Quando a inflação saltou dos trilhos, na mudança do governo Geisel para Figueiredo (pressionado pela volúpia gastadora de Delfim Neto, na Agricultura e Mário Andreazza no Ministério do Interior, que usou o BNH, sob seu guarda-chuva para fazer demagogia eleitoral [era candidato a presidente em 1984/85 e cortou dois anos seguidos pela metade a correção monetária das prestações, gerando um rombo bilionário, só acertado no Plano Real), o Tesouro foi criando rombos bilionários. Delfim assumiu no lugar de Simonsen e a inflação passou à casa dos três dígitos. Para financiar o rombo, havia a ciranda financeira do open market, com o giro diário da dívida pública.

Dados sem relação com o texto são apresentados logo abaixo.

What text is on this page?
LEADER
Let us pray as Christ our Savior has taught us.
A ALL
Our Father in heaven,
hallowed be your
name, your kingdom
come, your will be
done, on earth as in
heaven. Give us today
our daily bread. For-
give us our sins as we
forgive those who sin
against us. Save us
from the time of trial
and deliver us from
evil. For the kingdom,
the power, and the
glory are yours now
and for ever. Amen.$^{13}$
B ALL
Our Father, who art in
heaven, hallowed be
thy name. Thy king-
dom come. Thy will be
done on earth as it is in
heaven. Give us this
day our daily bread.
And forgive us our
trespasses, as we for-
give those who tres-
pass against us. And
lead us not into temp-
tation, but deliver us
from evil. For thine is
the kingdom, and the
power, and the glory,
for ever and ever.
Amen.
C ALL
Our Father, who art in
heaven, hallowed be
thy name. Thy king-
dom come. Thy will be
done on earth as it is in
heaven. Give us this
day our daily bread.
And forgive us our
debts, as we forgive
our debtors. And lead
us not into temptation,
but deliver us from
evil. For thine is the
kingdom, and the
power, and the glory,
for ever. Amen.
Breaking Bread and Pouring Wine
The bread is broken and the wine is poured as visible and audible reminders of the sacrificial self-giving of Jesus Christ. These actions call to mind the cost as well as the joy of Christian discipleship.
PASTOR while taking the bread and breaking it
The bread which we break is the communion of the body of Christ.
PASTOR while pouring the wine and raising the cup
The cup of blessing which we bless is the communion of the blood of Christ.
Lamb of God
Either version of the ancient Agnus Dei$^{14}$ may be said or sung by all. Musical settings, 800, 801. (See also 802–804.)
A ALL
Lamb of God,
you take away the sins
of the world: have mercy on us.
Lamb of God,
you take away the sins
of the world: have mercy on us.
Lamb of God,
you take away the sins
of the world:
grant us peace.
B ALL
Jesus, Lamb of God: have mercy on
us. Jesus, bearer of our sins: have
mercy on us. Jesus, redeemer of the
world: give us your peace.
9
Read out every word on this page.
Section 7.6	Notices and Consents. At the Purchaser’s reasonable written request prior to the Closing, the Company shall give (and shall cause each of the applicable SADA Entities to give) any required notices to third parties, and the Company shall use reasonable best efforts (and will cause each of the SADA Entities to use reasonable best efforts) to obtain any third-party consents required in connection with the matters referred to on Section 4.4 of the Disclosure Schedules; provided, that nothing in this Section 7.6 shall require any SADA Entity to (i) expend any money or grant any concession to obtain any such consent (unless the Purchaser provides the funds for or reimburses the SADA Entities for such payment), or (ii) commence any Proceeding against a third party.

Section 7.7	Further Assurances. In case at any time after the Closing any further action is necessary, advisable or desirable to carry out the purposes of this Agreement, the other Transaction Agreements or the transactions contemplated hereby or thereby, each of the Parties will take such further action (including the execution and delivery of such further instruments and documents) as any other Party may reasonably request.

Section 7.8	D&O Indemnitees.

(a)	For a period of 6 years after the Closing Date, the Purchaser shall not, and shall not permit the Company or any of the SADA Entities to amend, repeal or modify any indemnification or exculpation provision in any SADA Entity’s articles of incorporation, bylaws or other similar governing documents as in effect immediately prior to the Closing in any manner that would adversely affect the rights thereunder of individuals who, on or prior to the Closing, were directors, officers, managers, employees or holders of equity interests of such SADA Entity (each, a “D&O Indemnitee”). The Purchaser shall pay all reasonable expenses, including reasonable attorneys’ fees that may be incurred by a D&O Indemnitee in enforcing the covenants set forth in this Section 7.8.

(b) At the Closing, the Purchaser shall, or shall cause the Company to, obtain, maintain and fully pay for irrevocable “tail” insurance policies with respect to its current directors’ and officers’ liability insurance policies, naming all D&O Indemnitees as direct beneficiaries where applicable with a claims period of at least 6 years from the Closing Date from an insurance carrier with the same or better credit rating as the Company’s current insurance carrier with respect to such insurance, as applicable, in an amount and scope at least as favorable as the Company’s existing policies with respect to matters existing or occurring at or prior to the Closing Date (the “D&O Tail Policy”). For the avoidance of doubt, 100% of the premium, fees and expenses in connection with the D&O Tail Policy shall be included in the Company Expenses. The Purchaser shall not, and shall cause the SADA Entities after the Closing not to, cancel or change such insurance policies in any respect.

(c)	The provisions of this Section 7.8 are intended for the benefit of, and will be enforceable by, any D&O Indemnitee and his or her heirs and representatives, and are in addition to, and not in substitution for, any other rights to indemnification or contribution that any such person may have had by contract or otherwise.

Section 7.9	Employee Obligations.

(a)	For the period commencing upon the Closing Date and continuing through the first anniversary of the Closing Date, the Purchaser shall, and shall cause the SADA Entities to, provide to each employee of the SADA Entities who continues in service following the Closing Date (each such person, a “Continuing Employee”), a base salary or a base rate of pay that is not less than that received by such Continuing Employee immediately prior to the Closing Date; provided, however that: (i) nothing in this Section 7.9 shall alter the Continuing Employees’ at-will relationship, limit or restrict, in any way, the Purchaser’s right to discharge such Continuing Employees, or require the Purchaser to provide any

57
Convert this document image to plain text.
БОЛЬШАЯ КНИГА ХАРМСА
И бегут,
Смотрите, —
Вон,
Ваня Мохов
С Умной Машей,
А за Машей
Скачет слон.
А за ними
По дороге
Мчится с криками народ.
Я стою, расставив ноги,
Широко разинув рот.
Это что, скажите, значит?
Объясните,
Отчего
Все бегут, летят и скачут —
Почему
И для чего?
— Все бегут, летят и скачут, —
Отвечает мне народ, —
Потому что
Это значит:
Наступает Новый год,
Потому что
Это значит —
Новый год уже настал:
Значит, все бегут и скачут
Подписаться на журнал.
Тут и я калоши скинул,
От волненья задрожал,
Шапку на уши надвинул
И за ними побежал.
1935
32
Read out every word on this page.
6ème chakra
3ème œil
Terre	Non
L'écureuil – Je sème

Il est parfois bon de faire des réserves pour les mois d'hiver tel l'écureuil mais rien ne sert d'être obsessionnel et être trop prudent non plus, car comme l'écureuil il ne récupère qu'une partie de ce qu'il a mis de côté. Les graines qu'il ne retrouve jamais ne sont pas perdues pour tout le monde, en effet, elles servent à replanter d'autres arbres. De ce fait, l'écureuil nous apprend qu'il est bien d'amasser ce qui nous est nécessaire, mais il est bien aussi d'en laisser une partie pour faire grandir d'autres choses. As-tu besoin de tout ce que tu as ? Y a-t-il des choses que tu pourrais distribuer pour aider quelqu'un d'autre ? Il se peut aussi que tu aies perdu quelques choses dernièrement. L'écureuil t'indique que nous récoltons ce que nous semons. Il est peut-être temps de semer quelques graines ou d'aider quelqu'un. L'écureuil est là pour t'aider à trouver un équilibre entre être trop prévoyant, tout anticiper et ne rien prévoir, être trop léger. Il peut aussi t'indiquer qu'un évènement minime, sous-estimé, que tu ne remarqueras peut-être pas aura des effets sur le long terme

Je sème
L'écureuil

A hipocrisia de Antônio Ermírio vinha daí. Enquanto criticava os juros bancários no final dos anos 70 e estava protegido pelos subsídios do BNDE, ele tentou ampliar sua fatia como sócio do Banco Comind, e girava o caixa do grupo no “over night”, a juros de 90% ao mês. Sua aura caiu por terra quando Collor foi eleito e confiscou as aplicações financeiras: o Grupo Votorantim foi pego com a boca na botija, como o maior aplicador fora do sistema financeiro.

Na crise financeira mundial de 2008, o grupo, que já tinha criado um banco próprio (o Votorantim), e era forte nas exportações de alumínio e celulose, teve grande baque com a queda das cotações, em meio à alta do dólar. O hedge do grupo era no sentido inverso (cotações em alta e dólar em baixa). A Votorantim Celulose, quebrada junto com a Aracruz, foi socorrida pelo BNDES (sócio de ambas) que as fundiu na Fíbria (depois, vendida à Suzano, maior produtora mundial de celulose de eucalipto). O banco, sem acesso às linhas de crédito internacional, cedeu, em 2010, 50% do capital ao Banco do Brasil.